The NCTTI dataset has data for 280 and 180 noun compounds in English and Portuguese, respectively, with different degrees of idiomaticity. For each compound, it contains 3 naturalistic sentences obtained from corpora. Due to copyright restrictions we do not release all the original sentences. Instead, we include a script to obtain them from the ukWaC (Baroni et al., 2009) and brWaC (Wagner Filho et al., 2018) corpora (see below).
- Python 3
- Pandas
- ukWaC corpus in XML format (tagged). The 25 files (UKWAC-1.xml to UKWAC-25.xml) should be concatenated into a single one (e.g.,
cat UKWAC*xml > UKWAC_full.xml
). - brWaC corpus in .conll format (single file
brwac.conll
)
Use the script build_dataset.py
to create the English and Portuguese datasets:
python3 build_dataset.py --lang en --corpus UKWAC_full.xml
python3 build_dataset.py --lang pt --corpus brwac.conll
This should create the NCTTI_en.tsv
and NCTTI_pt.tsv
files, respectively.
The dataset is splitted in two TSV (tab-separated values) files, one per language, with the following information:
- Compound: the noun compound.
- Compositionality Class: its compositionality class (Compositional, Non-Compositional, or Partly Compositional)
- Compositionality Type: compositionality score at type level (from Cordeiro et al., 2019 and Reddy et al., 2011).
- Compositionality S1: mean compositionality score in sentence 1.
- Compositionality S2: mean compositionality score in sentence 2.
- Compositionality S3: mean compositionality score in sentence 3.
- Sentence 1: sentence 1.
- Sentence 2: sentence 2.
- Sentence 3: sentence 3.
- Synonyms Type: suggestions of paraphrases at type-level (provided for the three sentences).
- Synonyms S1: suggestions of paraphrases for the first sentence.
- Synonyms S2: suggestions of paraphrases for the second sentence.
- Synonyms S3: suggestions of paraphrases for the third sentence.
If you use this resource, please cite the following paper:
- Garcia, Marcos, Tiago Kramer Vieira, Carolina Scarton, Marco Idiart and Aline Villavicencio. 2021. Assessing the Representations of Idiomaticity in Vector Models with a Noun Compound Dataset Labeled at Type and Token Levels. In Proceedings of the Joint Conference of the 59th Annual Meeting of the Association for Computational Linguistics and the 11th International Joint Conference on Natural Language Processing (ACL-IJCNLP 2021) (forthcoming).

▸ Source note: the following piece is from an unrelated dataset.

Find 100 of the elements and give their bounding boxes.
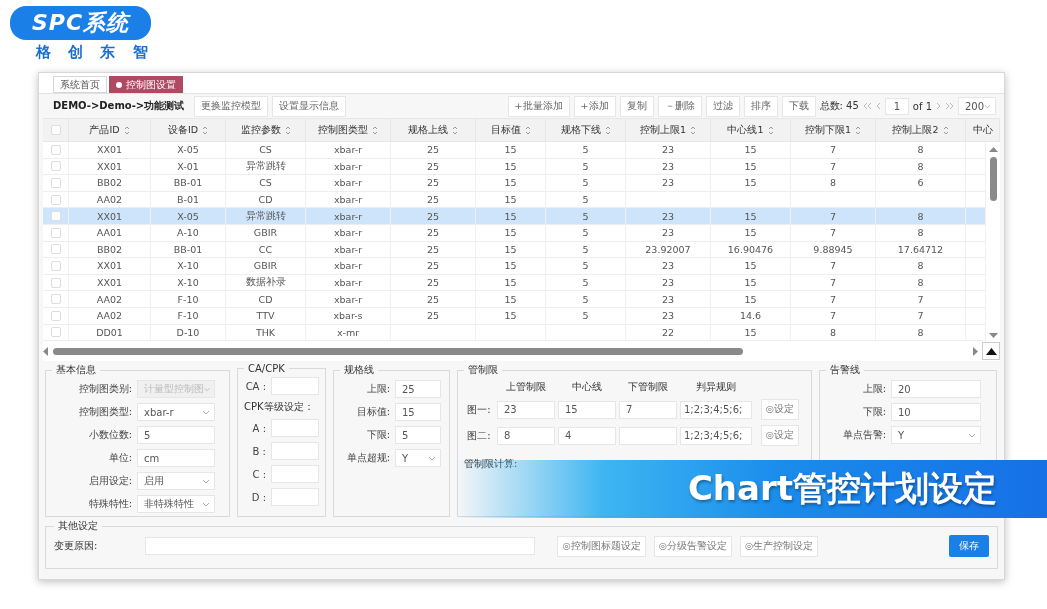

Baroni, Marco, Silvia Bernardini, Adriano Ferraresi and Eros Zanchetta. 2009. The WaCky wide web: a collection of very large linguistically processed web-crawled corpora. Language resources and evaluation, 43(3), 209-226.

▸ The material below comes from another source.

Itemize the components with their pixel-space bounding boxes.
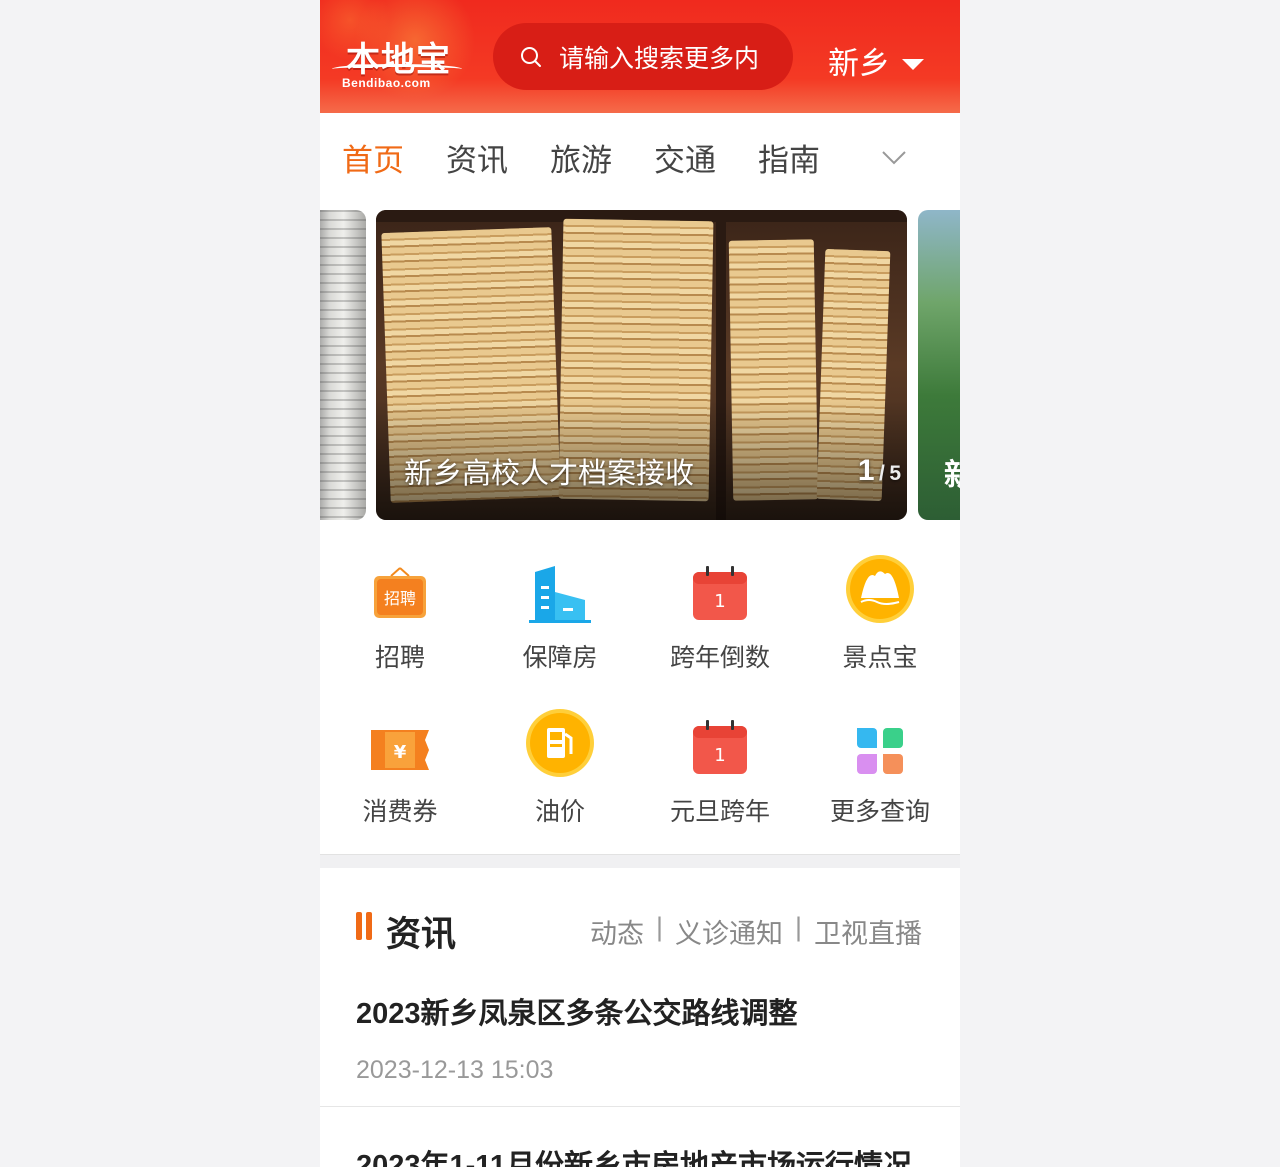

Cordeiro, Silvio, Aline Villavicencio, Marco Idiart and Carlos Ramisch. 2019. Unsupervised compositionality prediction of nominal compounds. Computational Linguistics, 45(1):1–57.
Reddy, Siva, Diana McCarthy and Suresh Manandhar. 2011. An empirical study on compositionality in compound nouns. In Fifth International Joint Conference on Natural Language Processing, IJCNLP 2011, Chiang Mai, Thailand, November 8-13, 2011, pages 210–218. The Association for Computer Linguistics.
Wagner Filho, Jorge Alberto, Rodrigo Wilkens, Marco Idiart and Aline Villavicencio. 2019. The brWaC Corpus: A New Open Resource for Brazilian Portuguese. In Proceedings of the Eleventh International Conference on Language Resources and Evaluation (LREC 2018). ELRA.